Edgar Cayce holds an interesting place in American history. The concepts that he helped to bring into the mainstream remain relevant and it can be argued that Cayce was ahead of his time. He's considered to be one of the world's first clairvoyants and Cayce is also credited with bringing the powers of hypnosis to public attention.
Cayce possessed the unique ability to answer questions about a variety of topics while in a trance and is thought of as the father of holistic healing. During the 20th century, he was the most documented psychic of the era. He did not live during the New Age movement, but many New Age principles are found in his teachings and he is seen as the founder of the New Age belief system.

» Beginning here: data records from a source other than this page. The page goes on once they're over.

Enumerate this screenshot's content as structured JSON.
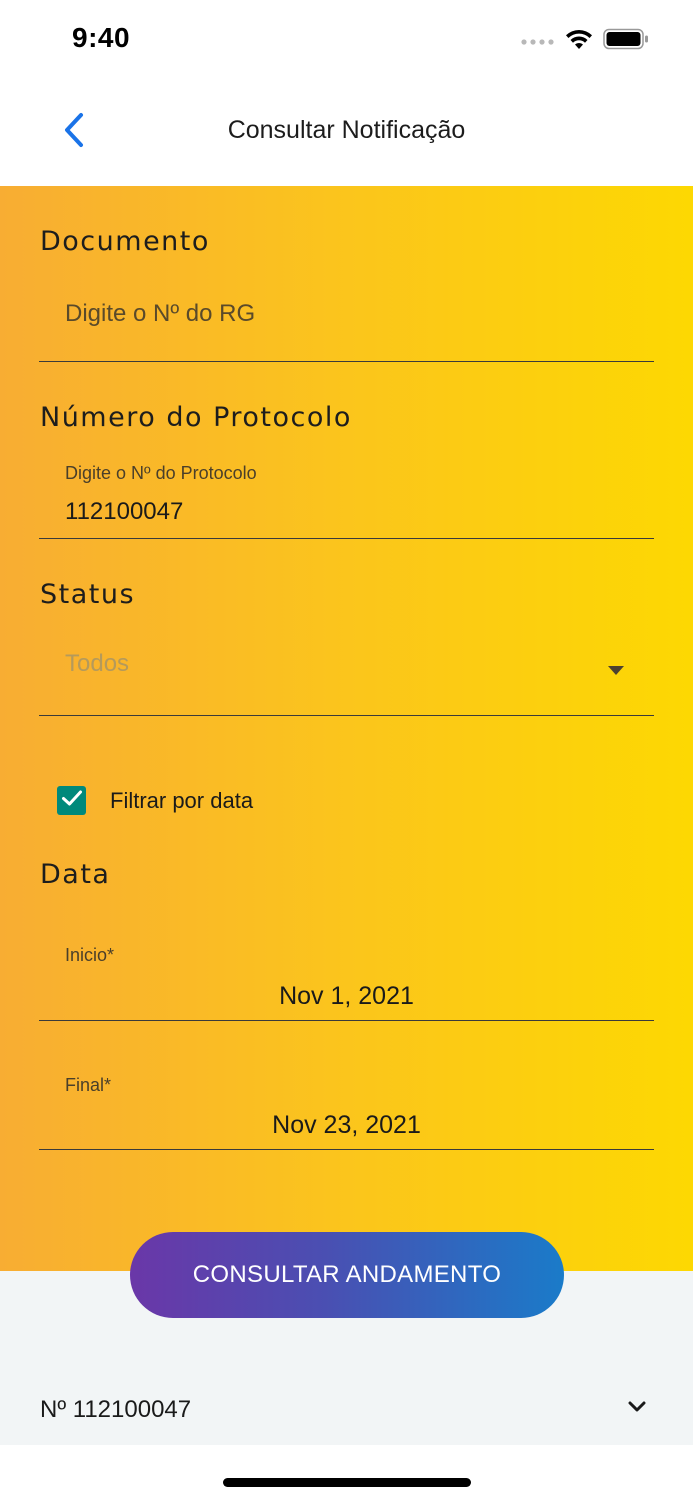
{
  "status_bar": {
    "time": "9:40",
    "signal_icon": "cellular-signal-icon",
    "wifi_icon": "wifi-icon",
    "battery_icon": "battery-icon"
  },
  "nav": {
    "back_icon": "chevron-left-icon",
    "title": "Consultar Notificação",
    "accent_color": "#1a73e8"
  },
  "form": {
    "background_gradient": [
      "#f8ad33",
      "#fdd802"
    ],
    "documento": {
      "label": "Documento",
      "placeholder": "Digite o Nº do RG",
      "value": ""
    },
    "protocolo": {
      "label": "Número do Protocolo",
      "floating_label": "Digite o Nº do Protocolo",
      "value": "112100047"
    },
    "status": {
      "label": "Status",
      "selected": "Todos",
      "caret_icon": "dropdown-caret-icon"
    },
    "filtrar_data": {
      "checked": true,
      "label": "Filtrar por data",
      "color": "#00897b"
    },
    "data": {
      "label": "Data",
      "inicio": {
        "label": "Inicio*",
        "value": "Nov 1, 2021"
      },
      "final": {
        "label": "Final*",
        "value": "Nov 23, 2021"
      }
    }
  },
  "actions": {
    "consultar_label": "CONSULTAR ANDAMENTO",
    "button_gradient": [
      "#6a37a8",
      "#1a7bc9"
    ]
  },
  "results": [
    {
      "label": "Nº 112100047",
      "expand_icon": "chevron-down-icon"
    }
  ]
}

He was born in 1877 in a small town named Beverly, located to the south of Hopkinsville, Kentucky, to farmers Leslie and Carrie Cayce. Cayce was one of six children the Cayces birthed. At the age of 20, Edgar was engaged to his eventual wife, Gertrude Evans. They would marry in 1903 after a six year engagement.
The couple had three children of their own, Hugh Lynn, Milton Porter, and Edgar Evans. Cayce dropped out of school in the 9th grade and abandoned his family's farm in order to begin his pursuit of alternate forms of employment. It is during this period that the Association for Research and Enlightenment believes that Cayce begin to show psychic abilities.
Cayce experienced a severe case of laryngitis that robbed him of his ability to speak in 1900. He became a photographer, until a local hypnotist discovered Cayce could speak while in a trance state. He could also offer advice to those who were in need while in this state and became world famous as people came from far and wide to seek out his counsel.
Cayce also spent sigificant amounts of time in Selma, Alabama and Virginia Beach, Virginia, struggling with his conscience as people offered him larger and larger amounts of money for his readings. During the Great Depression, he began to focus on spiritual teachings.
In 1943, he became famous when a well known magazine, called Coronet, did a profile on him, detailing his grueling schedule of delivering eight readings per day. He came under a great deal of scrutiny from several outside factions, who claimed there was no substantial evidence to support his abilities. Due to his unorthodox religious teachings, many traditional Christians found fault in his messages.
Though he did become a celebrity in his later years, he shied away from the limelight, believing his work to be more important than achieving fame and fortune. Cayce passed away in Virginia Beach during 1945, at the age of 67.